Dos hombres, ambos muy enfermos, ocupaban la misma habitación de un hospital. A uno se le permitía sentarse en su cama cada tarde, durante una hora, para ayudarle a drenar el líquido de sus pulmones. Su cama daba a la única ventana de la habitación. El otro hombre tenía que estar todo el tiempo boca arriba.

Los dos charlaban durante horas. Hablaban de sus mujeres y sus familias, sus hogares, sus trabajos, su estancia en el servicio militar, dónde habían estado de vacaciones.

Y cada tarde, cuando el hombre de la cama junto a la ventana podía sentarse, pasaba el tiempo describiendo a su vecino todas las cosa que podía ver desde la ventana. El hombre de la otra cama empezó a desear que llegaran esas horas, en que su mundo se ensanchaba y cobraba vida con todas las actividades y colores del mundo exterior.

La ventana daba a un parque con un precioso lago.

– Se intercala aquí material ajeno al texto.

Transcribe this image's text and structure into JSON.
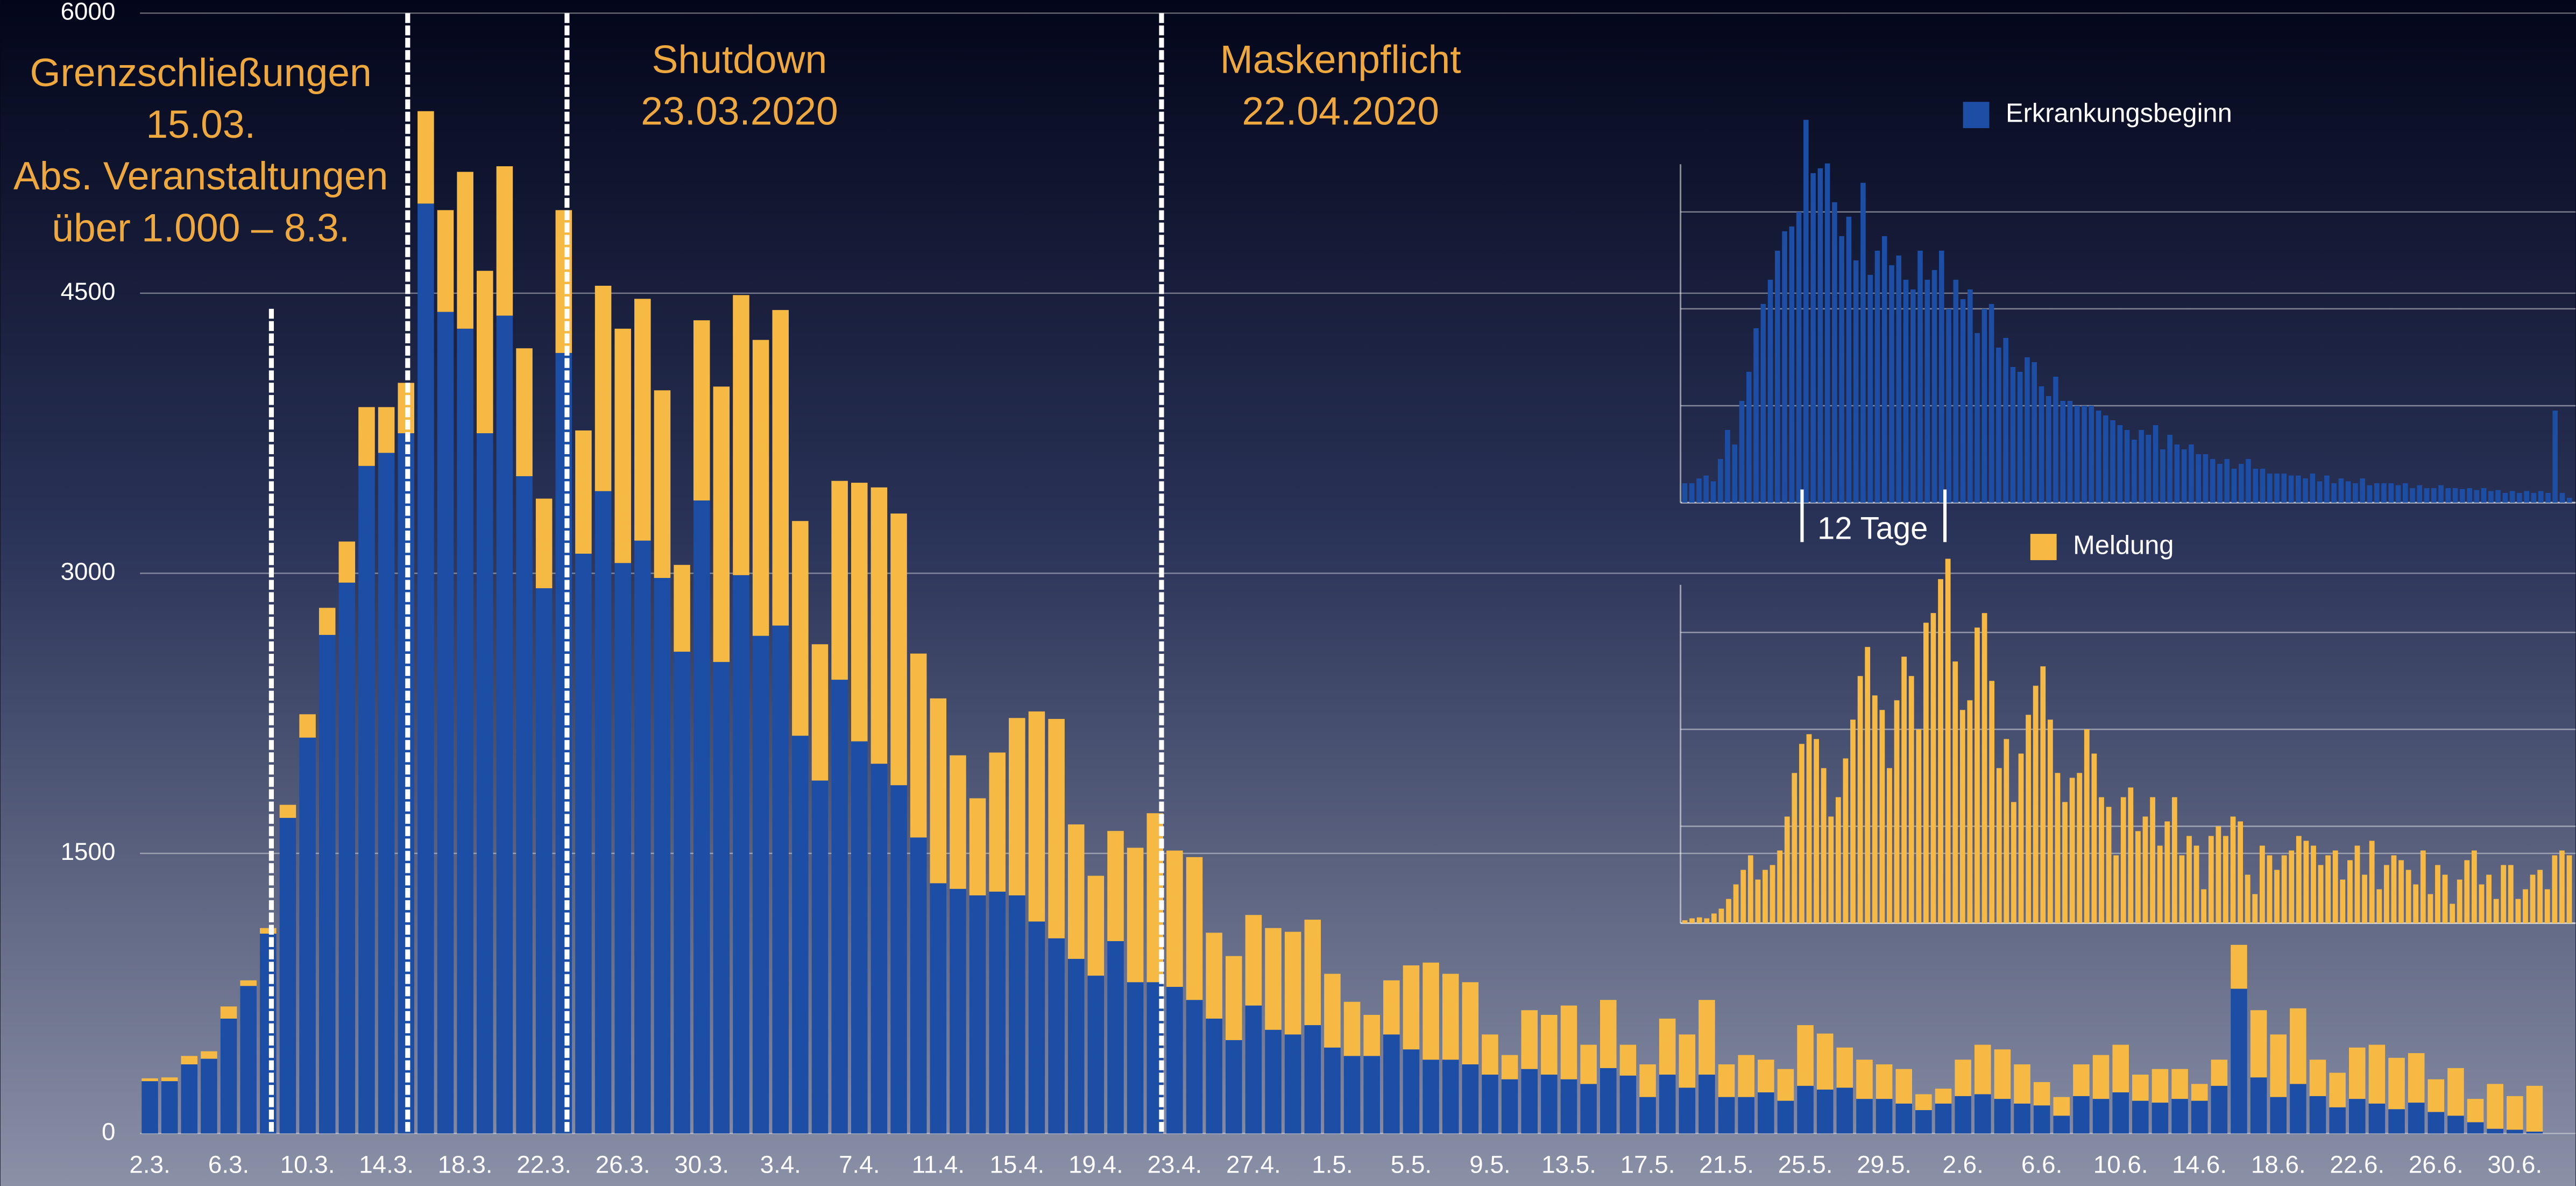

Patos y cisnes jugaban en el agua, mientras los niños lo hacían con sus cometas. Los jóvenes enamorados paseaban de la mano, entre flores de todos los colores del arco iris. Grandes árboles adornaban el paisaje, y se podía ver en la distancia una bella vista de la línea de la ciudad.

Según el hombre de la ventana describía todo esto con detalle exquisito, el del otro lado de la habitación cerraba los ojos e imaginaba la idílica escena.

Una tarde calurosa, el hombre de la ventana describió un desfile que estaba pasando. Aunque el otro hombre no podía oír a la banda, podía verlo, con los ojos de su mente, exactamente como lo describía el hombre de la ventana con sus mágicas palabras.

Pasaron días y semanas. Una mañana, la enfermera de día entró con el agua para bañarles, encontrándose el cuerpo sin vida del hombre de la ventana, que había muerto plácidamente mientras dormía. Se llenó de pesar y llamó a los ayudantes del hospital, para llevarse el cuerpo.

Tan pronto como lo consideró apropiado, el otro hombre pidió ser trasladado a la cama al lado de la ventana. La enfermera le cambió encantada y, tras asegurarse de que estaba cómodo, salió de la habitación.

Lentamente, y con dificultad, el hombre se irguió sobre el codo, para lanzar su primera mirada al mundo exterior; por fín tendría la alegría de verlo él mismo. Se esforzó para girarse despacio y mirar por la ventana al lado de la cama… y se encontró con una pared blanca.

Contrariado, el enfermo preguntó más tarde a la enfermera, cuál razón habría llevado a su compañero fallecido a describirle tantas falsas escenas. “Imposible que las viera”, contestó la enfermera, su compañero era ciego, y evidentemente no podía ni siquiera ver el muro de enfrente. El inventó todo, porque seguramente deseaba comunicarle a usted la alegría de vivir.”

Hacer felices a los otros es el secreto de la propia felicidad. La economía de la alegría es extraña. Un dolor compartido se reduce a la mitad, pero la felicidad compartida se multiplica al doble.